Uniform convergence of the series $\sum_{n=1}^\infty\frac{x}{(1+x)^n}$

Question

I have to determine whether or not the series $$\sum_{n=1}^\infty\frac{x}{(1+x)^n}$$ converges uniformly on $[0,1]$.

I attempted to use Weierstrass' M-Test, by finding the maxima of each $a_n$ which must exist by the maximum value theorem. The maxima turned out to be at $\dfrac{1}{n-1}$, and to be equal to $\dfrac{(n-1)^{n-1}}{n^n}$. The sum of these terms diverges, and hence I can't use Weierstrass' M-Test.

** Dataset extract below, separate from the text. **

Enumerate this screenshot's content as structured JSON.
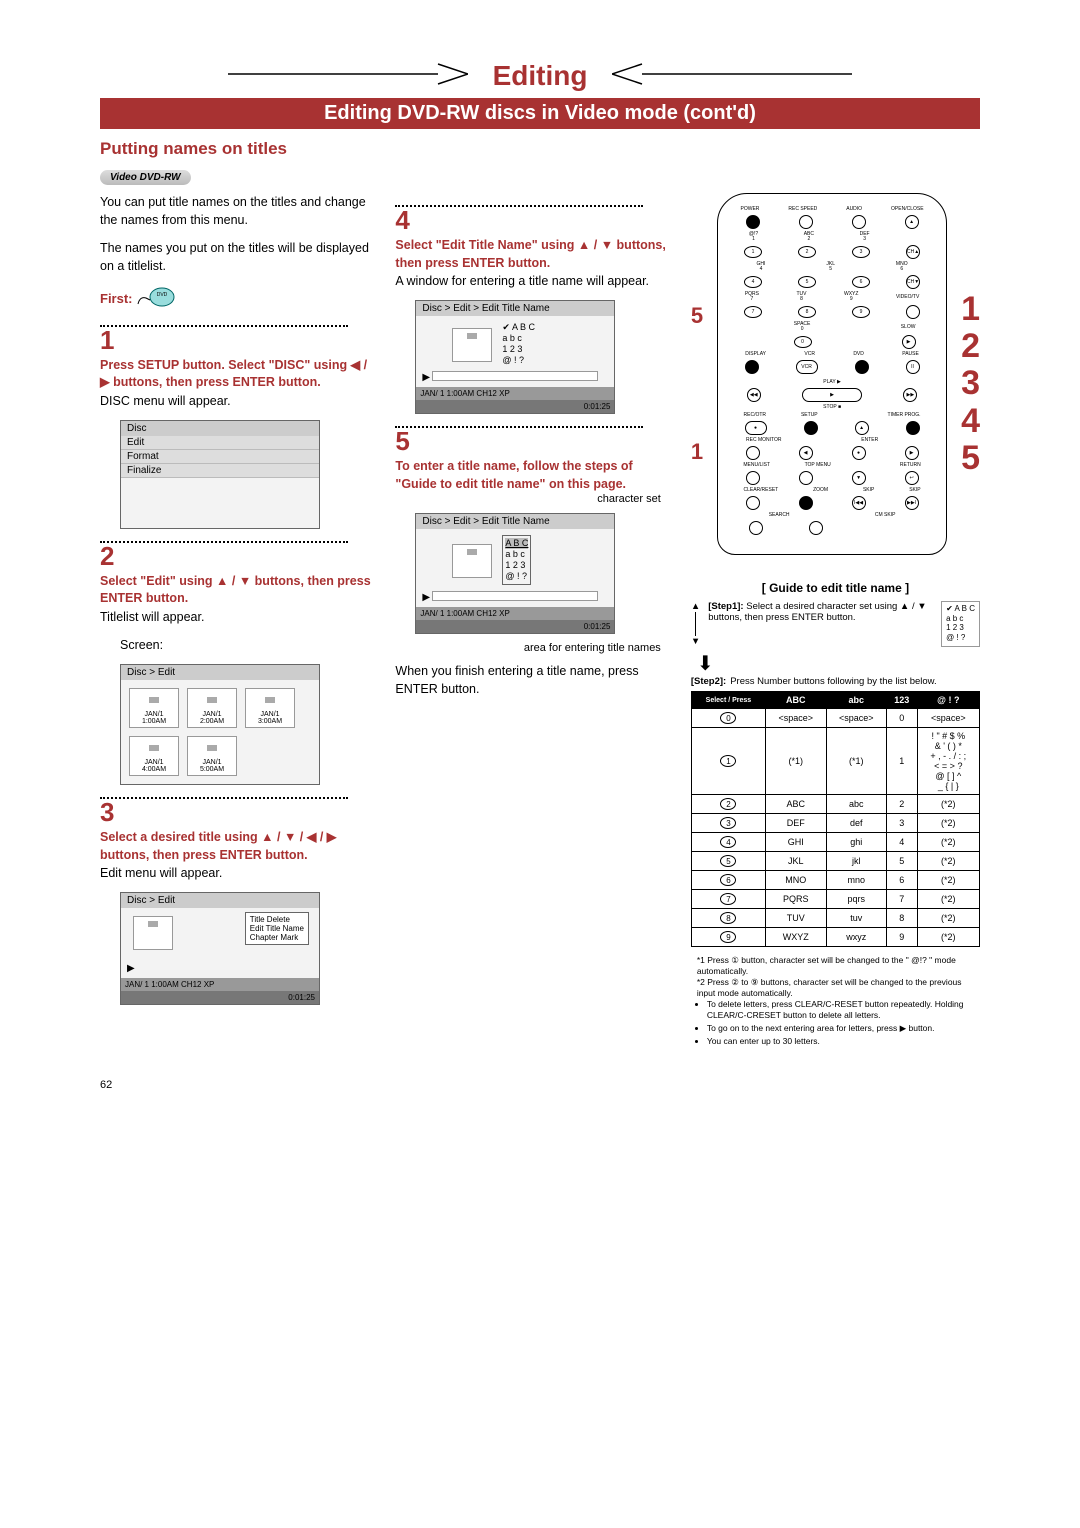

Now, I'm thinking of using Dini's Theorem since $[0,1]$ is compact, and seting $f_n(x)$ to be the $n$-th partial sum gives us a monotonic increasing sequence. So if I can find the pointiwse limit of this sequence, and verify it is continuous, I will be done.

Is this the right track? If it is, how would I compute the series?

Answer 1

Note that as $N\to \infty$ $$\sum_{n=1}^{N}\dfrac{x}{(1+x)^n}=1-\frac{1}{(1+x)^{N}}\to \begin{cases}0&\text{if $x=0$,}\\ 1&\text{if $x>0$.}\end{cases}$$ So the pointwise limit function is not a continuous in $[0,a)$ with $a>0$. What may we conclude about the uniform convergence over such interval? What happens over $[a,b]$ with $0<a<b$?

Answer 2

For $0<x\le1$, the series converges to $$\frac{x}{1+x}\frac1{1-\frac1{1+x}}=1$$ (geometric series). For $x=0$ it converges to $0$. Is the limit continuous?